Éditorial

" La canaille… j’en suis ! " répondait Louise Michel lorsque des tenants de l’ordre moral et de l’ordre social jetaient l’anathème sur des révoltés qui, poussés par la faim, pillaient une boulangerie, ou sur les révolutionnaires de la Commune. Le bon vieux " classe pauvre, classe dangereuse " a toujours fait recette. Aujourd'hui encore, en plein mouvement lycéen, cette équation est mise en avant et sont jetés les qualificatifs de " racaille, caillera ou encore lascar " afin de mieux diviser et opposer les bons élèves… des mauvais. Mais dans la réalité, ces derniers ne sont, pour la plupart, même plus élèves. Cette fameuse rupture générationelle évoquée par la presse et tous les soi-disant spécialistes de la jeunesse, est simplement une ligne de partage entre ceux qui ont encore la tête hors de l’eau et ceux qui ont déjà coulé. Les premiers, encore intégrés dans le système scolaire, se battent contre la précarité du quotidien et de l’avenir alors que les seconds ne pensent plus qu'à la survie, la démerde, le business quitte à arnaquer son voisin. Mais les premiers savent aussi qu’ils peuvent glisser de l’autre côté de cette ligne de partage. Alors, la lutte n’en devient que plus urgente. D’un côté comme de l’autre, cette génération est réunie par le fait d'être soumise à la précarisation générale de la société. Et les lycéens en lutte l’ont bien compris en popularisant le slogan " Qui sème la galère récolte la colère ! ".

La galère, c’est bien la précarité. Précarité dans les conditions d'études mais précarité aussi pour l’entrée dans le monde du travail. Déjà, en 1994, les lycéens s'étaient radicalement battus contre une mesure de précarisation générale de leur entrée sur le marché de l’emploi. C'était alors l'époque de la lutte victorieuse contre le CIP. Aujourd'hui, tout aussi sournois que le CIP, mais légitimés par toute la bonne conscience " de gauche ", les emplois-jeunes s’installent de plus en plus dans la normalité des premiers boulots, pour ceux qui ont la chance d’en avoir un.

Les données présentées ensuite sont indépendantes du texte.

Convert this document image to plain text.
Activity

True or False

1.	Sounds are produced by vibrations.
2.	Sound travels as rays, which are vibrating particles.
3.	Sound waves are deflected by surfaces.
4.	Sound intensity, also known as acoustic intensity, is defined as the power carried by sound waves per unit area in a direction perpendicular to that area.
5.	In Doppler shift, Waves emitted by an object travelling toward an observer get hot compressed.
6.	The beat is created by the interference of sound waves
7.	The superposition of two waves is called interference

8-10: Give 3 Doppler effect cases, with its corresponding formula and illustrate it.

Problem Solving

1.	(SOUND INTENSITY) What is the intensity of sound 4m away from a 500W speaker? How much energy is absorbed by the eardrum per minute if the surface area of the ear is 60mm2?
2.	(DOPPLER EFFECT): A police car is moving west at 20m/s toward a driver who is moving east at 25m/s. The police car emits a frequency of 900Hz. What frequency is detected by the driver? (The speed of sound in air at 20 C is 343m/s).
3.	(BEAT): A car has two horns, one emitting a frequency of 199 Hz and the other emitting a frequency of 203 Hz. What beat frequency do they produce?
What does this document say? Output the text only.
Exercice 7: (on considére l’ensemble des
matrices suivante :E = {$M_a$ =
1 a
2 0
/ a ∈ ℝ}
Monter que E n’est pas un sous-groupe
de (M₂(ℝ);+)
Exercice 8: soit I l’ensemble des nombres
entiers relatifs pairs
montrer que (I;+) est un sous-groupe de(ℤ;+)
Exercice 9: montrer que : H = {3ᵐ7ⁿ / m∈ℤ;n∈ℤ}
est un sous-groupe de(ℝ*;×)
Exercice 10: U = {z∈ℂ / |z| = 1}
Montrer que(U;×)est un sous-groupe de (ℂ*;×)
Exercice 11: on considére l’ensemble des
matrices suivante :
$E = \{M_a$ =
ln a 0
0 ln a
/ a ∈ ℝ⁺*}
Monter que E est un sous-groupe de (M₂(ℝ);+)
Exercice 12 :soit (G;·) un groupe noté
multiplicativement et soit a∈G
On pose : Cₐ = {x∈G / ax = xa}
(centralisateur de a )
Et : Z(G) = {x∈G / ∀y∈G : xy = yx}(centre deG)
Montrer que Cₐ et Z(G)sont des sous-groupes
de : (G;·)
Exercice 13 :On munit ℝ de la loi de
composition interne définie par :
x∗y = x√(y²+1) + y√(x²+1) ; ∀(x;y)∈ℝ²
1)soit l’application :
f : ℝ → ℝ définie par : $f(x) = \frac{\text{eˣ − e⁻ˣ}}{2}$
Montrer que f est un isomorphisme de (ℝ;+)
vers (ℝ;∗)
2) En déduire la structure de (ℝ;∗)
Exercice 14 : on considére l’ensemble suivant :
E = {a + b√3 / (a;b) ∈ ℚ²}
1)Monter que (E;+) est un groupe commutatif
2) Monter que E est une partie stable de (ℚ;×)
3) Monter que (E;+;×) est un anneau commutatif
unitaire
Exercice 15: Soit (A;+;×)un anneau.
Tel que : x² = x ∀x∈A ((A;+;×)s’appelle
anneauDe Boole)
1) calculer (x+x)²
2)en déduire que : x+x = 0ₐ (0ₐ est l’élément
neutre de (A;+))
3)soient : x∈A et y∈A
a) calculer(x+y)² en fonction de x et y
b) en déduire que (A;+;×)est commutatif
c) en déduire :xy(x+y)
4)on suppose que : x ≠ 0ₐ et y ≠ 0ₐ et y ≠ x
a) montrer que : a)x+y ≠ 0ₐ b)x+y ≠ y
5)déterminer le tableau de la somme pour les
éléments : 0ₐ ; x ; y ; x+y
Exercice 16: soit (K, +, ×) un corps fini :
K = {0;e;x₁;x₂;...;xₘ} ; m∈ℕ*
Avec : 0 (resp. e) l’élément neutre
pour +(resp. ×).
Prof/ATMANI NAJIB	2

En septembre, pour son numéro de rentrée, le Monde libertaire titrait " Précarité ras-le-bol ! ".

Les lycéens nous donnent aujourd'hui de l'écho. Il parait aussi qu’un des slogans le plus populaire lors de la dernière grande manifestation parisienne fut " Dans grève, il y a rêve ". Les lycéens ont compris qu’il est temps de repenser l'éducation mais aussi de rêver d’un autre avenir et qu’il n’y a rien de mieux que la grève pour poser les choses à plat, se rencontrer, discuter, échanger et rêver. C’est bien dans ces moments que les idées se diffusent le plus rapidement, que des solidarités se forgent et que les projets s'élaborent. D’ailleurs rêve, c’est aussi présent dans Révolution et en plus il y a évolution… quand le rêve peut devenir réalité.